Jen Jackson Quintano

Exploring how to remain rooted and wild in places demanding our domestication.

Why rural, conservative Idaho?

Why is this the place I’ve chosen to plant my flag?

Proximity to extremism is important for those challenging its narratives. In North Idaho—one-time home of the Aryan Nations, ground zero for Ruby Ridge, current heart of the American Redoubt—there is much work to be done. I’m here because the stakes are high. I’m here because there’s another story to tell of this place. 

I’m also here because I know Idaho in my bones. Prior to my narrative activism, I spent a decade running chainsaws in its forests as an arborist, learning the seasonal rhythms and moods of this place. I know this terrain intimately; I’ve sweat and toiled and bled in these soils to help make a home for my family.

Because of this, North Idaho has my heart. I’ve known no wilder home. I’ve watched Lightning Creek at flood stage, carrying entire trees downstream, and stood beneath Western red cedars that have held their ground for centuries. This place offers constant perspective on scale, change, and endurance. 

I stay, too, for community. My family and I are held in an intricate web of connection. The people here mirror the landscape: wild, rugged, complicated, and often deeply generous. Idaho is more than the negative headlines suggest. I stay because I understand “home” as a practice, not a place, and this—among my neighbors—is where I choose to practice.

My work within that practice is storytelling. On the surface, it appears innocuous, but it is, in fact, subversive, tectonic in force. Stories have the power to challenge, expand, or erode existing cultural narratives, building the complexity and resilience necessary to advance policy changes and sustain justice.

Idaho does not have a fixed story. None of us do. Our identities as people and places evolve with the choices we make about what is spoken, where there is silence, and who remains to tell the stories of homeground. I stay to be part of that telling.

Jen Jackson Quintano is the founder and executive director of The Pro-Voice Project, an Idaho-based nonprofit using storytelling, cultural organizing, and community dialogue to advance reproductive justice in one of the nation’s most politically restrictive states.
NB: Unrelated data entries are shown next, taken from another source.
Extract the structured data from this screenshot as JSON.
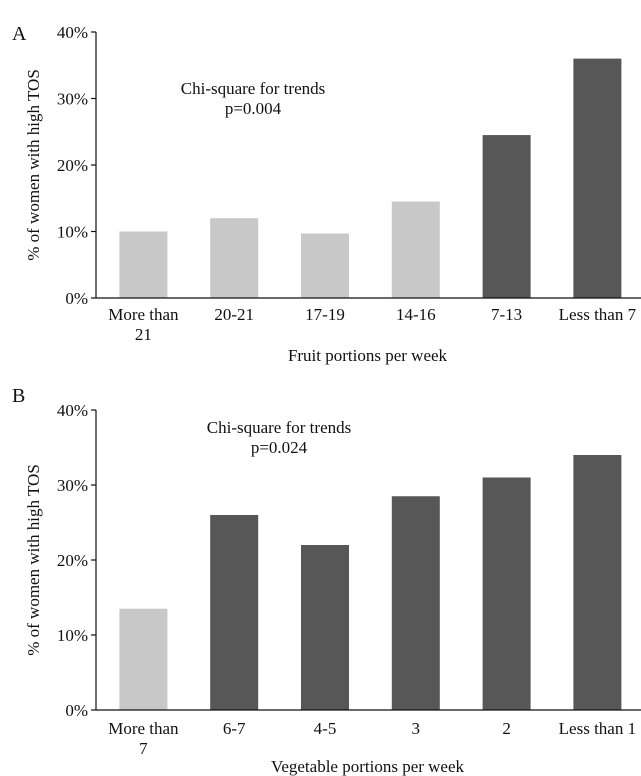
{
  "colors": {
    "light": "#c8c8c8",
    "dark": "#575757",
    "axis": "#111111"
  },
  "chart_data": [
    {
      "panel_label": "A",
      "type": "bar",
      "title": "",
      "categories": [
        "More than 21",
        "20-21",
        "17-19",
        "14-16",
        "7-13",
        "Less than 7"
      ],
      "category_lines": [
        [
          "More than",
          "21"
        ],
        [
          "20-21"
        ],
        [
          "17-19"
        ],
        [
          "14-16"
        ],
        [
          "7-13"
        ],
        [
          "Less than 7"
        ]
      ],
      "values": [
        10,
        12,
        9.7,
        14.5,
        24.5,
        36
      ],
      "bar_shades": [
        "light",
        "light",
        "light",
        "light",
        "dark",
        "dark"
      ],
      "xlabel": "Fruit portions per week",
      "ylabel": "% of women with high TOS",
      "ylim": [
        0,
        40
      ],
      "yticks": [
        0,
        10,
        20,
        30,
        40
      ],
      "ytick_labels": [
        "0%",
        "10%",
        "20%",
        "30%",
        "40%"
      ],
      "annotation": [
        "Chi-square for trends",
        "p=0.004"
      ],
      "grid": false
    },
    {
      "panel_label": "B",
      "type": "bar",
      "title": "",
      "categories": [
        "More than 7",
        "6-7",
        "4-5",
        "3",
        "2",
        "Less than 1"
      ],
      "category_lines": [
        [
          "More than",
          "7"
        ],
        [
          "6-7"
        ],
        [
          "4-5"
        ],
        [
          "3"
        ],
        [
          "2"
        ],
        [
          "Less than 1"
        ]
      ],
      "values": [
        13.5,
        26,
        22,
        28.5,
        31,
        34
      ],
      "bar_shades": [
        "light",
        "dark",
        "dark",
        "dark",
        "dark",
        "dark"
      ],
      "xlabel": "Vegetable portions per week",
      "ylabel": "% of women with high TOS",
      "ylim": [
        0,
        40
      ],
      "yticks": [
        0,
        10,
        20,
        30,
        40
      ],
      "ytick_labels": [
        "0%",
        "10%",
        "20%",
        "30%",
        "40%"
      ],
      "annotation": [
        "Chi-square for trends",
        "p=0.024"
      ],
      "grid": false
    }
  ]
}
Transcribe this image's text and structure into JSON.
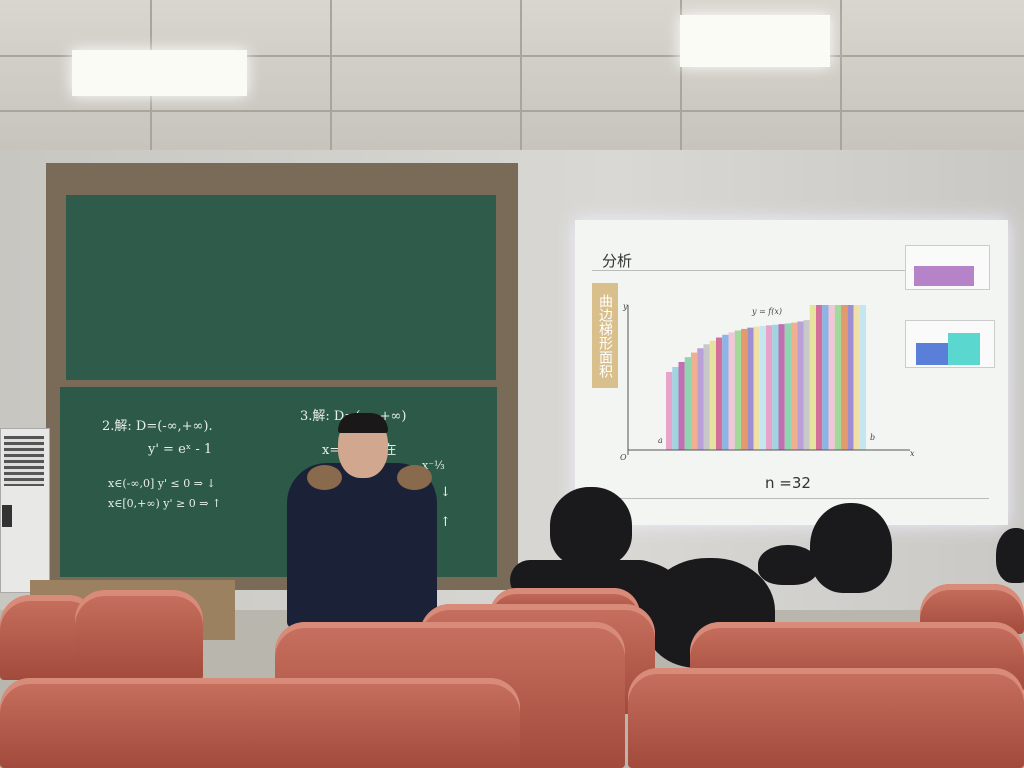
{
  "chalkboard": {
    "left": [
      "2.解: D=(-∞,+∞).",
      "y' = eˣ - 1",
      "x∈(-∞,0]   y' ≤ 0  ⇒ ↓",
      "x∈[0,+∞)   y' ≥ 0  ⇒ ↑"
    ],
    "right": [
      "3.解: D=(-∞,+∞)",
      "x=  数不存在",
      "x⁻⅓",
      "⇒  ↓",
      "⇒  ↑"
    ]
  },
  "slide": {
    "title": "分析",
    "side_label": "曲边梯形面积",
    "curve_label": "y = f(x)",
    "axis_y": "y",
    "axis_x": "x",
    "origin": "O",
    "a": "a",
    "b": "b",
    "n_label": "n =32",
    "bar_colors": [
      "#e7a3c8",
      "#9fd4e0",
      "#c06fb3",
      "#8fd6b0",
      "#f0b090",
      "#b9a0d8",
      "#c8c8c8",
      "#e6e2a0",
      "#d36f9a",
      "#8bb5e6",
      "#f2c5d8",
      "#a3d99a",
      "#e39a6d",
      "#9e8fd1",
      "#f0e0a8",
      "#c3e6f0"
    ]
  },
  "colors": {
    "chalkboard": "#2d5a48",
    "seats": "#b85a48",
    "screen": "#f3f5f2"
  }
}
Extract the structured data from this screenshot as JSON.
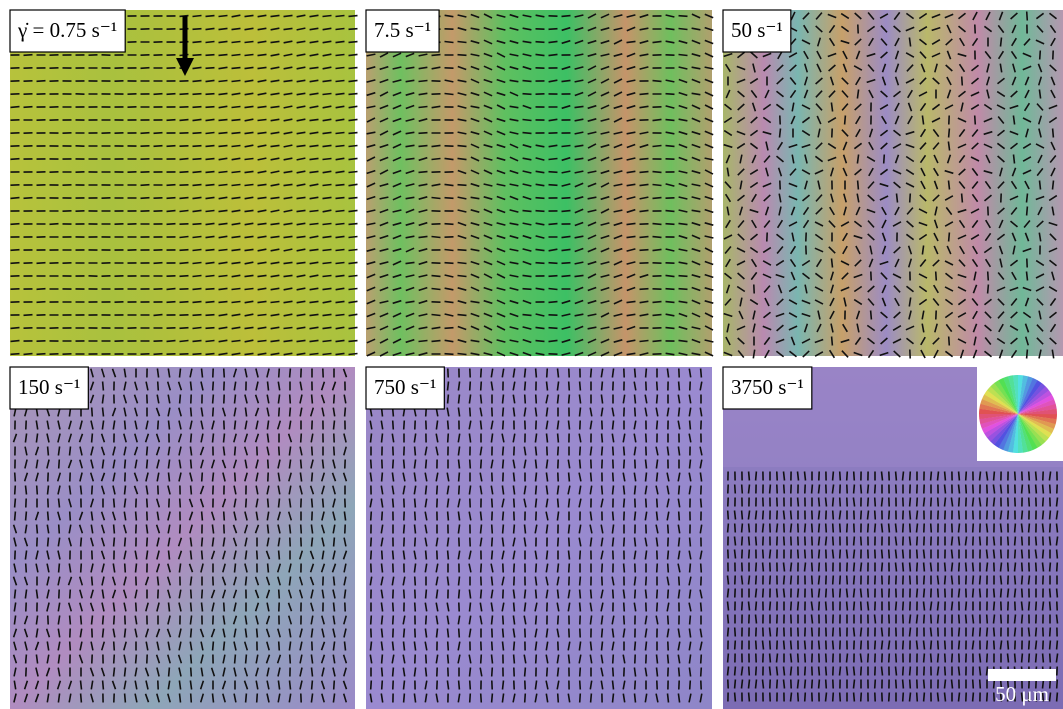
{
  "panels": [
    {
      "label": "γ̇ = 0.75 s⁻¹"
    },
    {
      "label": "7.5 s⁻¹"
    },
    {
      "label": "50 s⁻¹"
    },
    {
      "label": "150 s⁻¹"
    },
    {
      "label": "750 s⁻¹"
    },
    {
      "label": "3750 s⁻¹"
    }
  ],
  "scale_bar": {
    "label": "50 μm"
  }
}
Her work spans documentary theater, film, writing workshops, public conversation, and community-based narrative interventions designed to reduce stigma and disrupt silence.

Quintano’s work as an author and public thinker explores themes of place, power, belonging, and resistance. She is the author of Blow Sand in His Soul: Bates Wilson, the Heart of Canyonlands and is under contract with Broadleaf Books for A Field Guide to Staying: Essential Activism for Women’s Rights in Red America, due out in May 2027. Her writing has appeared in High Country News, Mountain Gazette, High Desert Journal, Red Rock Stories, The Capitol Reef Reader, The Seattle Times, and other publications. She lives in North Idaho with her husband and daughter.